Only heterozygosities found in iterations producing exactly *k* alleles
are considered.

Once all loci available in a population sample have been processed, the three statistical tests are performed for each mutation model as explained in Cornuet and Luikart (1996) and Luikart et al. (1997a, b) and the allele frequency distribution is established in order to see whether it is approximately L-shaped (as expected under mutation-drift equilibrium) or not (recent bottlenecks provoke a mode shift).

**Data file format : **Five data file formats
are accepted and automatically recognized by *BOTTLENECK*. All are text
files. Two are the *GENEPOP
and GENETIX
*formats. The other three formats concern single population data. The
first
line is a title line. Each following line provides the necessary data for
each
locus. In all cases, the line starts with the name of the locus followed by
the number of alleles (*k*). In one data file format, the line includes
successively the sample size (number of gene copies = *n*) and the
unbiased
genic diversity (*sensu* Nei, 1987). In the second format, the line is
completed with the number of copies of each allele. In the third format, the
line includes the sample size (*n*) and the frequency of each allele.
All
data on the same line are separated by one or more spaces.

**References:**

Cornuet J.M. and Luikart G., 1997 Description and power analysis of two tests
for detecting recent population bottlenecks from allele frequency data.
*Genetics* 144:2001-2014.
PubMed
query. Please, cite this article if you use Bottleneck.

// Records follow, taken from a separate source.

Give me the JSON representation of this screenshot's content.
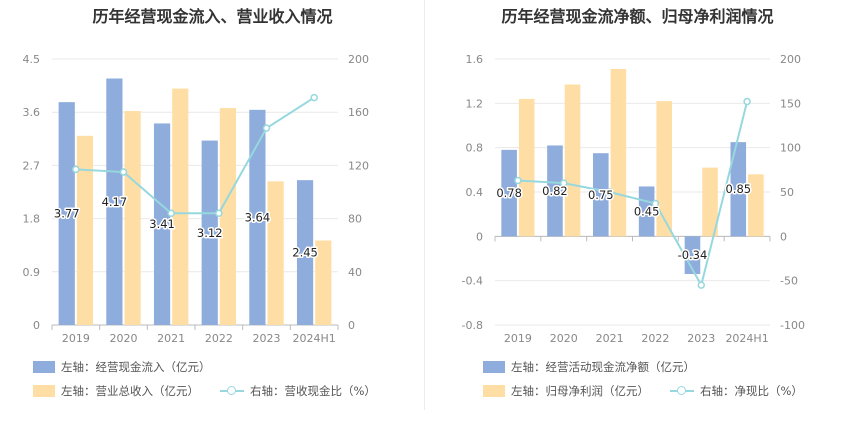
{
  "colors": {
    "bar1": "#8eacdc",
    "bar2": "#ffdea6",
    "line": "#96d8dd",
    "grid": "#e9e9e9",
    "axis": "#cccccc"
  },
  "chart_data": [
    {
      "type": "bar",
      "title": "历年经营现金流入、营业收入情况",
      "categories": [
        "2019",
        "2020",
        "2021",
        "2022",
        "2023",
        "2024H1"
      ],
      "y_left": {
        "ticks": [
          "0",
          "0.9",
          "1.8",
          "2.7",
          "3.6",
          "4.5"
        ],
        "min": 0,
        "max": 4.5
      },
      "y_right": {
        "ticks": [
          "0",
          "40",
          "80",
          "120",
          "160",
          "200"
        ],
        "min": 0,
        "max": 200
      },
      "grid": true,
      "legend_placement": "bottom",
      "series": [
        {
          "name": "左轴：经营现金流入（亿元）",
          "type": "bar",
          "axis": "left",
          "values": [
            3.77,
            4.17,
            3.41,
            3.12,
            3.64,
            2.45
          ],
          "labels": [
            "3.77",
            "4.17",
            "3.41",
            "3.12",
            "3.64",
            "2.45"
          ]
        },
        {
          "name": "左轴：营业总收入（亿元）",
          "type": "bar",
          "axis": "left",
          "values": [
            3.2,
            3.62,
            4.0,
            3.67,
            2.43,
            1.43
          ]
        },
        {
          "name": "右轴：营收现金比（%）",
          "type": "line",
          "axis": "right",
          "values": [
            117,
            115,
            84,
            84,
            148,
            171
          ]
        }
      ]
    },
    {
      "type": "bar",
      "title": "历年经营现金流净额、归母净利润情况",
      "categories": [
        "2019",
        "2020",
        "2021",
        "2022",
        "2023",
        "2024H1"
      ],
      "y_left": {
        "ticks": [
          "-0.8",
          "-0.4",
          "0",
          "0.4",
          "0.8",
          "1.2",
          "1.6"
        ],
        "min": -0.8,
        "max": 1.6
      },
      "y_right": {
        "ticks": [
          "-100",
          "-50",
          "0",
          "50",
          "100",
          "150",
          "200"
        ],
        "min": -100,
        "max": 200
      },
      "grid": true,
      "legend_placement": "bottom",
      "series": [
        {
          "name": "左轴：经营活动现金流净额（亿元）",
          "type": "bar",
          "axis": "left",
          "values": [
            0.78,
            0.82,
            0.75,
            0.45,
            -0.34,
            0.85
          ],
          "labels": [
            "0.78",
            "0.82",
            "0.75",
            "0.45",
            "-0.34",
            "0.85"
          ]
        },
        {
          "name": "左轴：归母净利润（亿元）",
          "type": "bar",
          "axis": "left",
          "values": [
            1.24,
            1.37,
            1.51,
            1.22,
            0.62,
            0.56
          ]
        },
        {
          "name": "右轴：净现比（%）",
          "type": "line",
          "axis": "right",
          "values": [
            63,
            60,
            50,
            37,
            -55,
            152
          ]
        }
      ]
    }
  ]
}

Hudson R.R., 1990 Gene genealogies and the coalescent process, pp. 1-42 in Oxford Survey in Evolutionary Biology, Vol. 7, edited by D. Futuyama and J. Antonovics. Oxford University Press, Oxford.

Luikart G., Allendorf F.W., Cornuet J.M. and William B. Sherwin, 1997. Distortion of allele frequency distributions provides a test for recent population bottlenecks. Journal of Heredity (Accepted July, 1997)

Luikart G. and Cornuet J.M., 1998. Empirical evaluation of a test for identifying recently bottlenecked populations from allele frequency data. Conservation Biology 12(1):228-237.

Luikart G., 1997. Usefulness of molecular markers for detecting population bottlenecks and monitoring genetic change. Ph. D. Thesis. University of Montana, Missoula, USA.

Maruyama T. and Fuerst P.A., 1985 Population bottlenecks and non equilibrium
models in population genetics. II. Number of alleles in a small population
that was formed by a recent bottleneck. *Genetics* 111:675-689.